Le Grand mufti du Liban, Mohammad Rachid Kabbania a critiqué à plusieurs reprises le texte. D’après lui, la loi constitue une intrusion dans la sphère privée et ruinerait la famille. « Ce genre de déclaration a eu une influence sur les discussions de la classe politique », commente Maya. Les instances religieuses ont un poids considérable dans ces problématiques, comme la garde des enfants. « Il y a 15 cours religieuses au Liban. Dans une religion, un enfant peut rester avec sa mère jusqu’à 12 ans, tandis que ça peut être 2 ans pour une autre. Ils n’ont pas nécessairement une protection. En général, les juges sont compréhensifs et responsables, mais on ne sait jamais », expose la jeune femme.
« Ce qui est criminalisé, c’est la preuve du viol, pas le viol en soi »
« Nous avons fait beaucoup de lobbying », se souvient la féministe, « en 2012, nous avons pu réécrire certains articles mais pas tous. Sur certains points, nous voulions que la loi concerne spécifiquement les femmes, mais cela a été transformé en une loi concernant les violences « familiales » et non les violences familiales à l’encontre des femmes. » Un aspect de la loi reste à réfléchir. Il concerne le viol dans le cadre de violences domestiques.

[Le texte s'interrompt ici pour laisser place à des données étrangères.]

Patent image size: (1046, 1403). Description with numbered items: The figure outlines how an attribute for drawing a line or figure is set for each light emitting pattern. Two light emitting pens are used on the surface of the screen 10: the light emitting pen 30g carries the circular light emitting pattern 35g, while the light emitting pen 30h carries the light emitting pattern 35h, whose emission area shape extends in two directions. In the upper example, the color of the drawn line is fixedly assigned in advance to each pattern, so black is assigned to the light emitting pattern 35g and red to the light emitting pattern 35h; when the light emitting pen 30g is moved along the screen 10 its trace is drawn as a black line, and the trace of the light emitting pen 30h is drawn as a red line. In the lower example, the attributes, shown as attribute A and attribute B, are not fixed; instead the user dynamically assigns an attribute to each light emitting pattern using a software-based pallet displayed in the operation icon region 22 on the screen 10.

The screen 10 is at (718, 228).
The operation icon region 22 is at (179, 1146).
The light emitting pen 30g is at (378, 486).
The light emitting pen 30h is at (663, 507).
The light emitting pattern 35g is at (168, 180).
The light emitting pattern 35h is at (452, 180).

Pour Maya, « ce qui est criminalisé, c’est la preuve du viol, pas le viol en soi. Cela devrait être un crime ! Ils condamnent les violences qui accompagnent l’acte mais pas le viol lui-même… » Dans L’Orient-Le Jour daté du 27 août 2014, la journaliste Nada Merhi établissait un premier bilan contrasté de la loi contre la violence domestique. Les procédures restent complexes. La confusion règne au sein de la population, tandis que certains restent de farouches opposants à cette loi, encore insuffisante.

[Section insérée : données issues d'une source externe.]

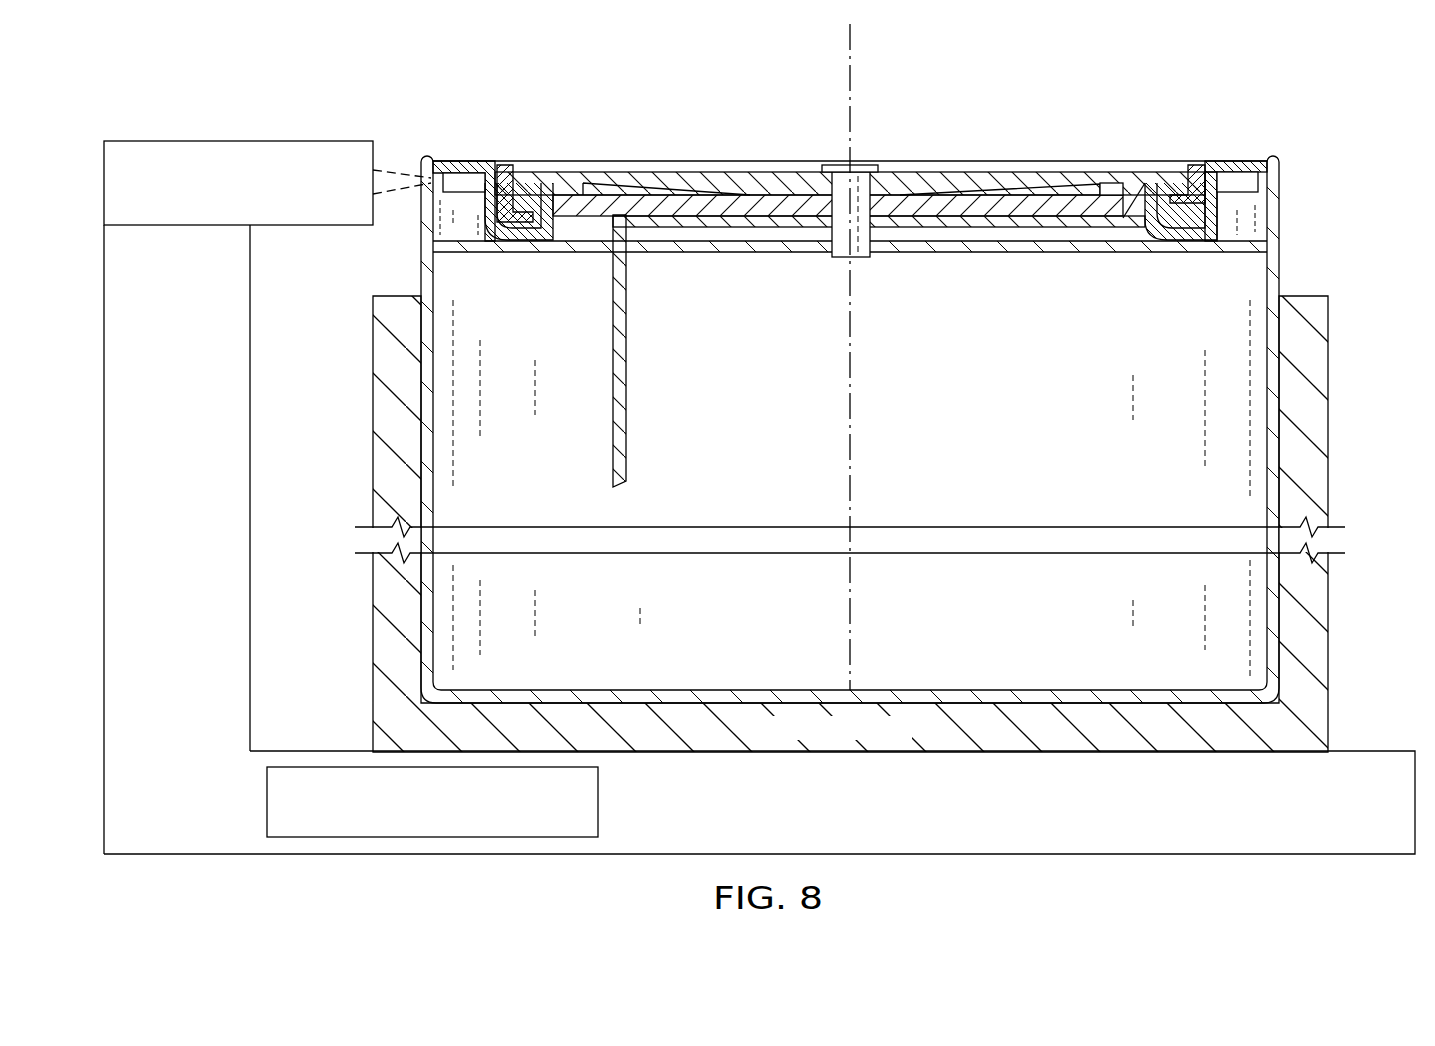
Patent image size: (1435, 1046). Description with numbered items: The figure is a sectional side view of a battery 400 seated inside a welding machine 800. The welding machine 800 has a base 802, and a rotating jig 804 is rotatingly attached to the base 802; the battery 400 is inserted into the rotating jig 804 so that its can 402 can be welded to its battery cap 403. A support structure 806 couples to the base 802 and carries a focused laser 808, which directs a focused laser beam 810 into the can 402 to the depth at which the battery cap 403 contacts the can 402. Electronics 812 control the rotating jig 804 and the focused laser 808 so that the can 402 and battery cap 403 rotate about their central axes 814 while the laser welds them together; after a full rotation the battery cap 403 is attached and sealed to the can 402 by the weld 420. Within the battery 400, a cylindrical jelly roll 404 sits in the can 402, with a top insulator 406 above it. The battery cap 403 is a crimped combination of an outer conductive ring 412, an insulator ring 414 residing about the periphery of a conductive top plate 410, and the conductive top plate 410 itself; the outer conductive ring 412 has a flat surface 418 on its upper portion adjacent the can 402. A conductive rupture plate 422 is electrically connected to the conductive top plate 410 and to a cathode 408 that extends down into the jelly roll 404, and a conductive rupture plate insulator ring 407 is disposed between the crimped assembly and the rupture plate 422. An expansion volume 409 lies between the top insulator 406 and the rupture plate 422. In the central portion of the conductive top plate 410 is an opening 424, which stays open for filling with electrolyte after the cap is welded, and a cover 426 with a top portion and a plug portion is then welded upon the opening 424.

The battery 400 is at (905, 352).
The can 402 is at (1272, 374).
The battery cap 403 is at (851, 269).
The jelly roll 404 is at (898, 626).
The top insulator 406 is at (962, 252).
The conductive rupture plate insulator ring 407 is at (568, 235).
The cathode 408 is at (608, 428).
The expansion volume 409 is at (583, 195).
The conductive top plate 410 is at (957, 175).
The outer conductive ring 412 is at (1208, 175).
The insulator ring 414 is at (503, 170).
The flat surface 418 is at (1260, 163).
The weld 420 is at (436, 160).
The conductive rupture plate 422 is at (1042, 235).
The opening 424 is at (836, 258).
The cover 426 is at (862, 166).
The welding machine 800 is at (759, 464).
The base 802 is at (918, 818).
The rotating jig 804 is at (1048, 740).
The support structure 806 is at (155, 550).
The focused laser 808 is at (240, 142).
The focused laser beam 810 is at (395, 140).
The electronics 812 is at (598, 800).
The central axes 814 is at (852, 41).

Kafa : luttes et chantiers pour la protection des femmes
Fondée en 2005, l’ONG Kafa (« assez » en arabe) combat la violence à l’encontre des femmes au Liban. Elle dispense des conseils juridiques et des services directs aux femmes victimes de violences, mais également aux enfants. « Nous nous concentrons sur la violence familiale, le trafic et l’exploitation », décrit Maya Ammar, responsable de la communication de l’association. « Nous essayons aussi de changer les mentalités, les concepts et visions autour de nous, comme le patriarcat légal, notamment en travaillant avec des hommes et des jeunes garçons« , explique la jeune femme. Kafa, c’est un panel d’outils pour aider les femmes au Liban, victimes de violences. L’association a ouvert des centres d’écoute et de conseils à Beyrouth et dans la Bekaa [Est du Liban] pour les femmes victimes de violences. En parallèle, Kafa a développé des programmes de protection de l’enfance, « dont un spécifiquement basé sur les violences de genre », précise Maya. Depuis des années, l’association féministe est en première ligne et réclame une meilleure protection légale des femmes dans la société libanaise.